The authors developed a new shrinkage-based construction for compressible vectors with tree-structured components, using increments of a gamma process within a Lévy process framework, and demonstrated state-of-the-art results for compressive sensing and denoising with spiky noise.
A new shrinkage-based construction is developed for a compressible vector $\boldsymbol{x}\in\mathbb{R}^n$, for cases in which the components of $\xv$ are naturally associated with a tree structure. Important examples are when $\xv$ corresponds to the coefficients of a wavelet or block-DCT representation of data.

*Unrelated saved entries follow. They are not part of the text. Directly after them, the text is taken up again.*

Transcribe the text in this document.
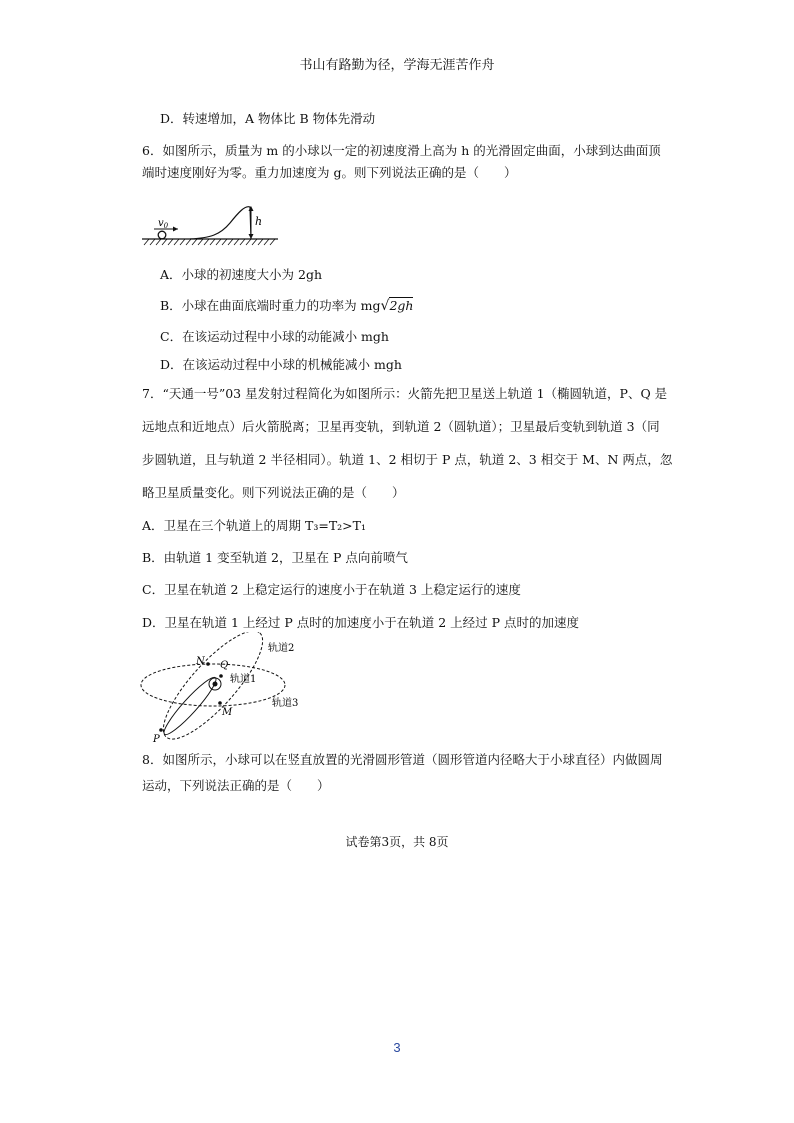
书山有路勤为径，学海无涯苦作舟
D．转速增加，A 物体比 B 物体先滑动
6．如图所示，质量为 m 的小球以一定的初速度滑上高为 h 的光滑固定曲面，小球到达曲面顶
端时速度刚好为零。重力加速度为 g。则下列说法正确的是（　　）
$v_0$	h
A．小球的初速度大小为 2gh
B．小球在曲面底端时重力的功率为 mg√2gh
C．在该运动过程中小球的动能减小 mgh
D．在该运动过程中小球的机械能减小 mgh
7．“天通一号”03 星发射过程简化为如图所示：火箭先把卫星送上轨道 1（椭圆轨道，P、Q 是
远地点和近地点）后火箭脱离；卫星再变轨，到轨道 2（圆轨道）；卫星最后变轨到轨道 3（同
步圆轨道，且与轨道 2 半径相同）。轨道 1、2 相切于 P 点，轨道 2、3 相交于 M、N 两点，忽
略卫星质量变化。则下列说法正确的是（　　）
A．卫星在三个轨道上的周期 T₃=T₂>T₁
B．由轨道 1 变至轨道 2，卫星在 P 点向前喷气
C．卫星在轨道 2 上稳定运行的速度小于在轨道 3 上稳定运行的速度
D．卫星在轨道 1 上经过 P 点时的加速度小于在轨道 2 上经过 P 点时的加速度
N Q
M
P
轨道1
轨道2
轨道3
8．如图所示，小球可以在竖直放置的光滑圆形管道（圆形管道内径略大于小球直径）内做圆周
运动，下列说法正确的是（　　）
试卷第3页，共 8页
3
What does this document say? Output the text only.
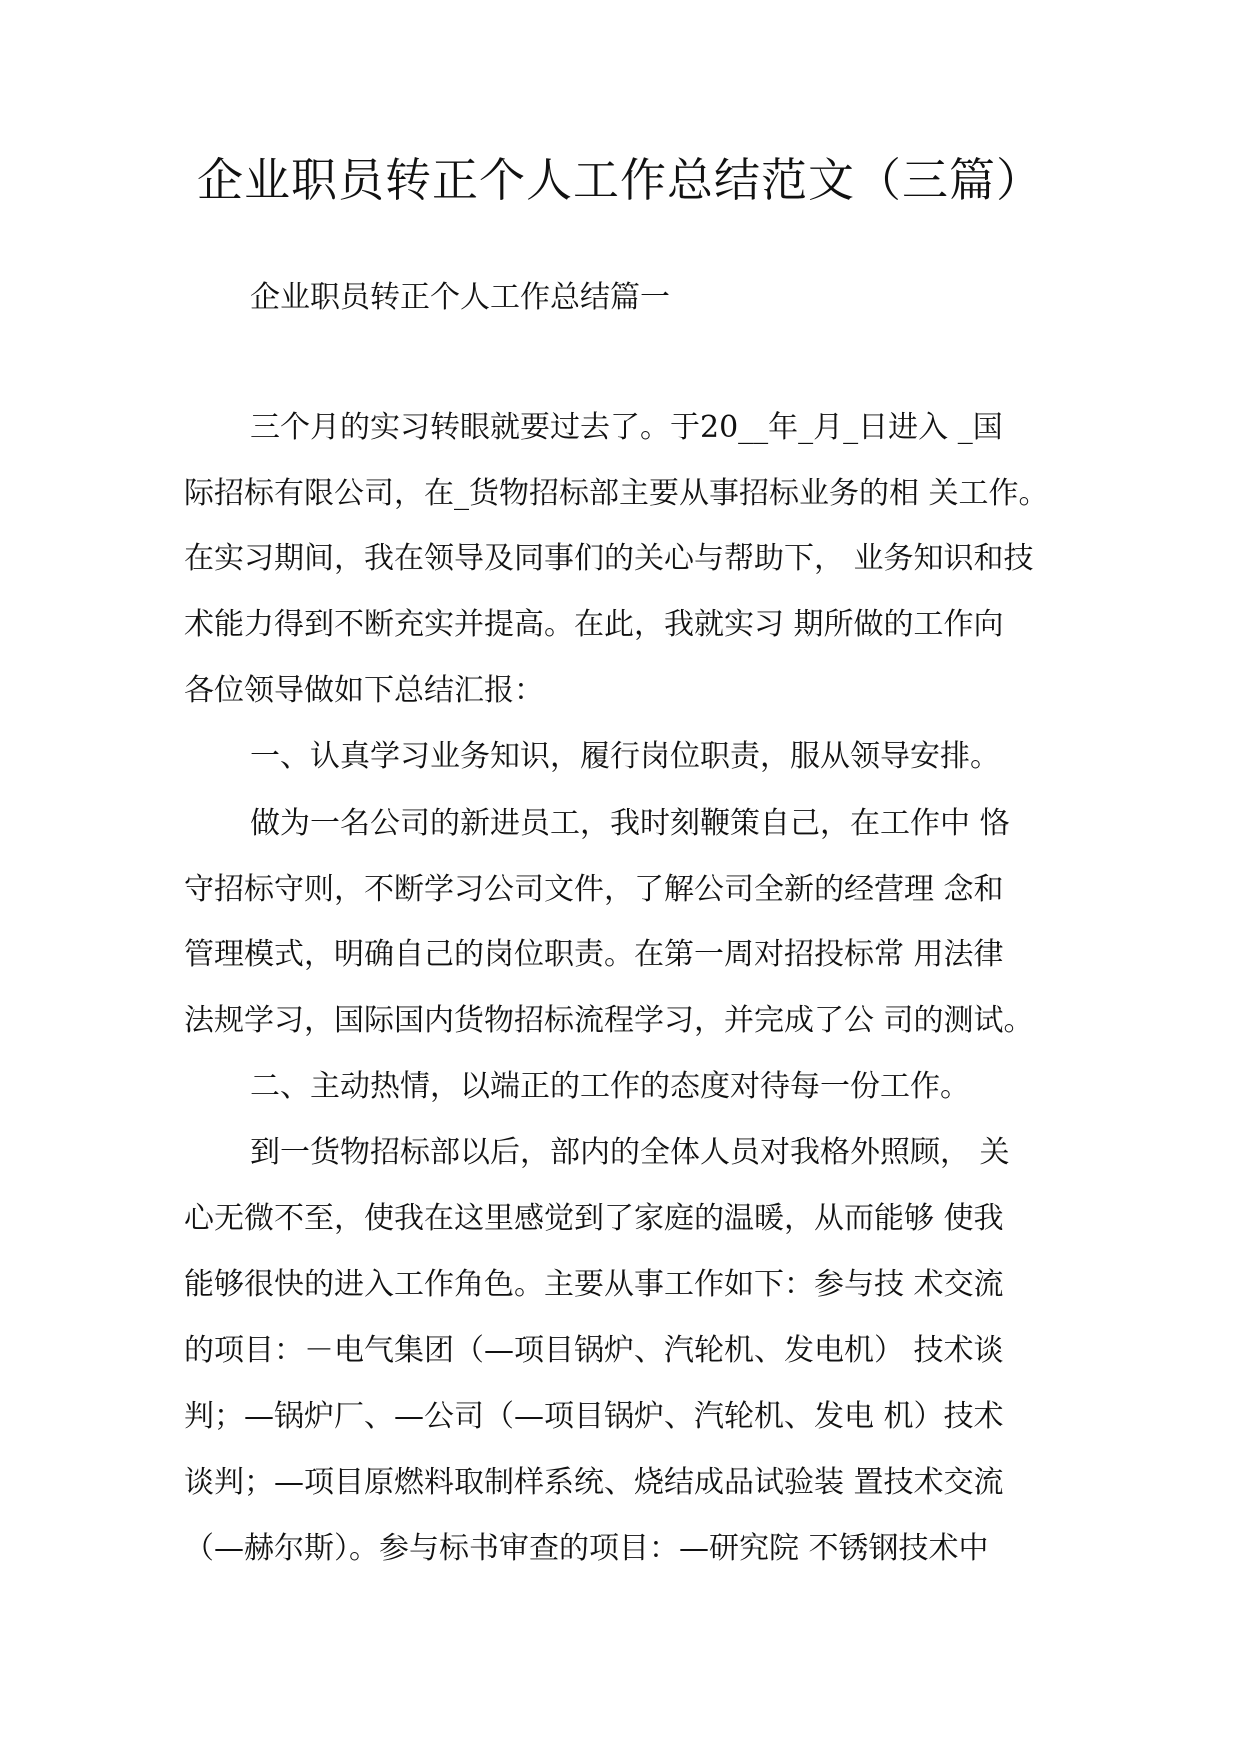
企业职员转正个人工作总结范文（三篇）
企业职员转正个人工作总结篇一
三个月的实习转眼就要过去了。于20__年_月_日进入 _国
际招标有限公司，在_货物招标部主要从事招标业务的相 关工作。
在实习期间，我在领导及同事们的关心与帮助下， 业务知识和技
术能力得到不断充实并提高。在此，我就实习 期所做的工作向
各位领导做如下总结汇报：
一、认真学习业务知识，履行岗位职责，服从领导安排。
做为一名公司的新进员工，我时刻鞭策自己，在工作中 恪
守招标守则，不断学习公司文件，了解公司全新的经营理 念和
管理模式，明确自己的岗位职责。在第一周对招投标常 用法律
法规学习，国际国内货物招标流程学习，并完成了公 司的测试。
二、主动热情，以端正的工作的态度对待每一份工作。
到一货物招标部以后，部内的全体人员对我格外照顾， 关
心无微不至，使我在这里感觉到了家庭的温暖，从而能够 使我
能够很快的进入工作角色。主要从事工作如下：参与技 术交流
的项目：－电气集团（—项目锅炉、汽轮机、发电机） 技术谈
判；—锅炉厂、—公司（—项目锅炉、汽轮机、发电 机）技术
谈判；—项目原燃料取制样系统、烧结成品试验装 置技术交流
（—赫尔斯）。参与标书审查的项目：—研究院 不锈钢技术中
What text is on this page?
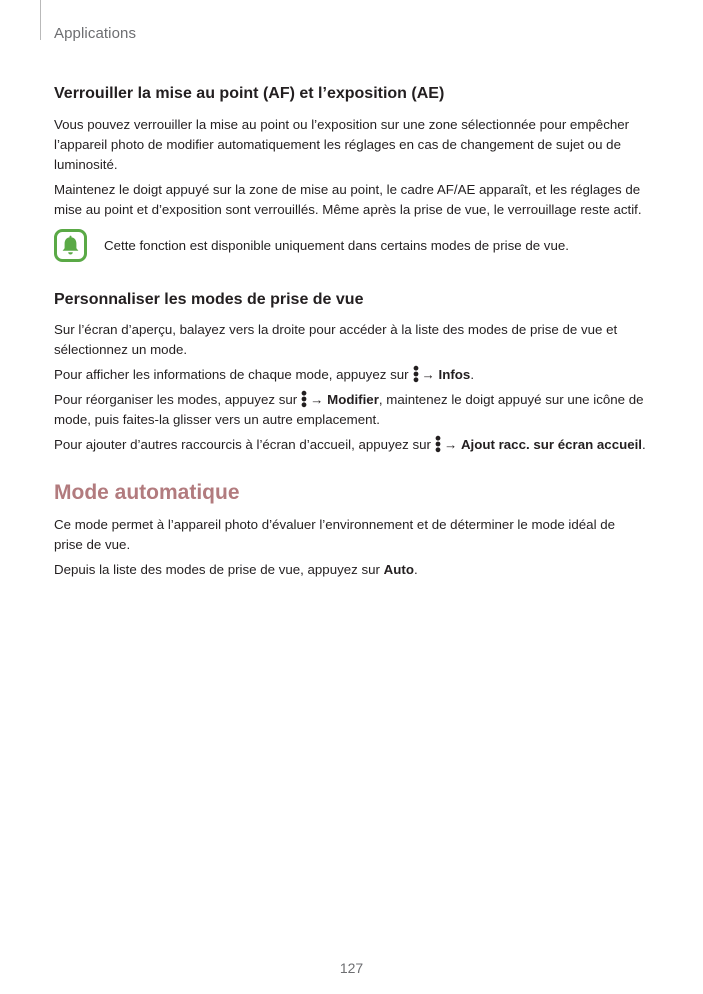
Applications
Verrouiller la mise au point (AF) et l’exposition (AE)

Vous pouvez verrouiller la mise au point ou l’exposition sur une zone sélectionnée pour empêcher l’appareil photo de modifier automatiquement les réglages en cas de changement de sujet ou de luminosité.

Maintenez le doigt appuyé sur la zone de mise au point, le cadre AF/AE apparaît, et les réglages de mise au point et d’exposition sont verrouillés. Même après la prise de vue, le verrouillage reste actif.

Cette fonction est disponible uniquement dans certains modes de prise de vue.
Personnaliser les modes de prise de vue

Sur l’écran d’aperçu, balayez vers la droite pour accéder à la liste des modes de prise de vue et sélectionnez un mode.

Pour afficher les informations de chaque mode, appuyez sur → Infos.

Pour réorganiser les modes, appuyez sur → Modifier, maintenez le doigt appuyé sur une icône de mode, puis faites-la glisser vers un autre emplacement.

Pour ajouter d’autres raccourcis à l’écran d’accueil, appuyez sur → Ajout racc. sur écran accueil.

Mode automatique

Ce mode permet à l’appareil photo d’évaluer l’environnement et de déterminer le mode idéal de prise de vue.

Depuis la liste des modes de prise de vue, appuyez sur Auto.

127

The method we consider in detail, and for which numerical results are presented, is based on increments of a gamma process. However, we demonstrate that the general framework is appropriate for many other types of shrinkage priors, all within the Lévy process family, with the gamma process a special case. Bayesian inference is carried out by approximating the posterior with samples from an MCMC algorithm, as well as by constructing a heuristic variational approximation to the posterior. We also consider expectation-maximization (EM) for a MAP (point) solution. State-of-the-art results are manifested for compressive sensing and denoising applications, the latter with spiky (non-Gaussian) noise.